Once we all joined Facebook, I’m almost positive I heard everyone pledge, “we promise not to treat this network as a means to take stupid goddamn quizzes.” And now, ten years later, here we are, sticking true to our word.
Except not. Except quizzes are more viral than ever.
WE PROMISED. WE PROMISED WE’D STOP.
Look, I’m as much of a cinephile as the next person. I love relating myself to popular characters in television, films, and books. Creating a sense of relation between ourselves and others, whether they’re real or not, nurtures the many needs of empathy.
But let’s sit back and be real honest with ourselves. Just once.
We are not Walter White.
We are not Jacob Black.
We are not Tyrion Lannister.
We are not Rick Grimes.
We are not Cyclops.
We weren’t “supposed” to live in Sunnyside Heights.
We weren’t Marilyn Monroe in another life.
None of us are any of the cast members of How I Met Your Mother.
None of us are any of the characters Leonardo DiCaprio has played.
And lastly, I can NOT believe I have to say this, but we are NOT Rosa Parks. (Yes. I saw a quiz that asked what type of leader someone was. If you’re that focused on creating positive change, you probably shouldn’t be taking a quiz based on whether or not you’re effective.)
What these quizzes do is affirm two things: what we already know about ourselves, or what we wish was true about ourselves.

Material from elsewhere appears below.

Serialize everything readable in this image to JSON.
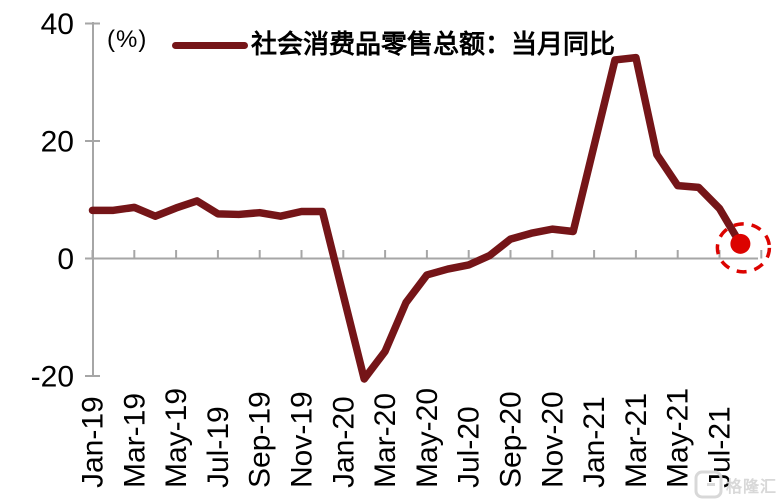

What we already know about ourselves is that we are good people, who have a passion for our hobbies and our career goals, or we know we’re “firecrackers,” who will do whatever it takes to get what we want. So, knowing what we do about ourselves, we don’t need a quiz to affirm it. We can live it.
Secondly, it’s fun to play pretend, even after we’re old enough to buy alcohol or go to nightclubs. It’s even more fun to pretend to be people/characters of influence, because it’s easy and it fluffs that ego just enough to move on to the next quiz.
I don’t know. Maybe I’m just being a 23-year-old presumptuous curmudgeon, trying to take happiness away from others. Actually, yeah, that’s probably mostly it. But if people spent more time reading non-fiction or watching historical documentaries, maybe then they could emulate the type of person they want to be, and become an individual who sets themselves apart from the pack. Harness the power of reality to become larger than life.
Or be Barney Stinson, because equating one’s self to a walking STD is much easier.
Screw it. “Block all from Buzzfeed and Zimbio.” Done. Go about your lives.